君昭习惯了快要寅时的时候起身练武,昨天睡得早了一些,今天也就早早的醒过来了,只是睁着眼睛还不愿起身。
不过他耳聪目明,听到了不远处匆匆的脚步声。
门口守夜的人拦住了他,“不要命了,王爷还没起身呢,吵什么?”
“奴才也不想来叨扰王爷,是有人天不亮的就敢闯王府,跟不要命了似的,也不知道是吃了哪门子的熊心豹子胆,奴才只好来禀报一声王爷,看要如何处置。”
“来人是谁,敢擅闯王府,还不将人赶了出去。”
他们俩正在说着话,门“吱呀”一声被推开了。
“吵什么吵?”信德王漂亮的丹凤眼一扫过来,就像一头刚睡醒的狮子,看着暂时没有危险,却是危机已至。
“奴才是来通禀王爷,有人擅闯王府,来人自称是殷大学士殷云。”
信德王眯了眯眼,他在脑子里过了一过,并没有想起这么一个人物来。
“他来做什么?”
“听说是想要御赐之物。

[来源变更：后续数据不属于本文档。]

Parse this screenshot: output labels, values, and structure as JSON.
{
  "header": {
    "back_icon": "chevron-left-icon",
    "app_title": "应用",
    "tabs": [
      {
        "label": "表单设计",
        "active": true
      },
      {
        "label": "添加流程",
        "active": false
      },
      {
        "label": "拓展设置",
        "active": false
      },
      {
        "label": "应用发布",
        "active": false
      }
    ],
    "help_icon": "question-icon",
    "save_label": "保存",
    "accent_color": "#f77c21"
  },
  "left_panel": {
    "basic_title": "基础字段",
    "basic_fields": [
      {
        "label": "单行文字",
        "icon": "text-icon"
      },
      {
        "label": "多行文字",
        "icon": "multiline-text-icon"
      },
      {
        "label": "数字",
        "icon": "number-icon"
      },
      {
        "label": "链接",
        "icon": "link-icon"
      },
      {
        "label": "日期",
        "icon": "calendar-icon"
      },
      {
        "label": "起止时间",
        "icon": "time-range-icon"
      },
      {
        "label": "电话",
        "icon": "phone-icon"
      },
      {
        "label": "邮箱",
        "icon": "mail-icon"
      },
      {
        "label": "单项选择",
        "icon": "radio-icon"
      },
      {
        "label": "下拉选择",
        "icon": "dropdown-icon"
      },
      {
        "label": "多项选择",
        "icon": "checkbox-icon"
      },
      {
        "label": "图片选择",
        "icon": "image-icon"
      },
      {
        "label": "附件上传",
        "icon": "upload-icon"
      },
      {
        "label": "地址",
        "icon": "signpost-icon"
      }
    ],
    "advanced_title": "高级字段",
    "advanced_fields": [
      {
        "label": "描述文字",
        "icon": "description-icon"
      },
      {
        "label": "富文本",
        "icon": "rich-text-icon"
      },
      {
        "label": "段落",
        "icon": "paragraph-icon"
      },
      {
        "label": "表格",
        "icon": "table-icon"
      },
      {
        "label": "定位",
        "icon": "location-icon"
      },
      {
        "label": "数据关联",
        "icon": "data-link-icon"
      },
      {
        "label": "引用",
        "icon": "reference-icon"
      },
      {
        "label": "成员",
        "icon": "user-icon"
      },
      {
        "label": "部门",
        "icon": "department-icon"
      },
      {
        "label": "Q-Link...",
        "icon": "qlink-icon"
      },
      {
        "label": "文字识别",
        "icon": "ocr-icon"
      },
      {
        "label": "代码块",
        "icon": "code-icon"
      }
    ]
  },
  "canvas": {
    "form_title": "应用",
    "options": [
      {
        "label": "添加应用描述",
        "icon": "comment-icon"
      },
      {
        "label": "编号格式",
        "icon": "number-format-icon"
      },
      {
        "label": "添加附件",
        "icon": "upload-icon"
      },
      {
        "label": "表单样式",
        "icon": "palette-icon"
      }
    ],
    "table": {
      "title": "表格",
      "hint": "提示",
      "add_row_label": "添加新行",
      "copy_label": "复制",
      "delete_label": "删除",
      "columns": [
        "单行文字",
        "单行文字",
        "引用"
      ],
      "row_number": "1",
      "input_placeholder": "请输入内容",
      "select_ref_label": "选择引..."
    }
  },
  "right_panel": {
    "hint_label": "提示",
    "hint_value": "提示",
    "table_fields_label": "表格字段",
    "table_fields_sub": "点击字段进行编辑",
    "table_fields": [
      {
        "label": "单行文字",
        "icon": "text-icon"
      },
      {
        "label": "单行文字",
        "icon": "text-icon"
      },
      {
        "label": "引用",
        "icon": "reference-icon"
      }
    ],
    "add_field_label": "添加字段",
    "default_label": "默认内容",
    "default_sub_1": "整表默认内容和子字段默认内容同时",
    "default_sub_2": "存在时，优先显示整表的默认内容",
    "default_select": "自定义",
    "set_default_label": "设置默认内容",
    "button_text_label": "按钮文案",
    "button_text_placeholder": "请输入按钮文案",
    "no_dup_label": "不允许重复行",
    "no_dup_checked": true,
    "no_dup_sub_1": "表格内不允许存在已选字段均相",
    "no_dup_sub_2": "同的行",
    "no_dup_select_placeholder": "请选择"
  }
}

”
信德王听了觉得好笑,“让他来练武场找我,如果他愿意给我做靶子,那我可以赏赐给他。”
“喏。”小太监领命立即就去了。
到了练武场,信德王练了一会儿沙包,身上出了一点热汗,转身拿起侍卫送上的白毛巾,便看到了已经躬身在一侧的殷云。
“天下没有免费的午餐,你既然想要我的东西,那自然是要付出一点代价的。我与你之前也并无任何的交情可言,这样的等价交换你应该能够接受吧。”
微弱的雨丝打在身上如针尖一般,饶是雨点不轻不重,殷云也湿了半身。
“信德王所言甚是,也希望信德王能够说到做到。”
君昭好久没看到这么有趣的人了,看他那瘦弱的身板,也不知道能不能接得了他一掌,他向来不喜欢文人,是因为他们只会打语言官司,而身体往往不堪一击。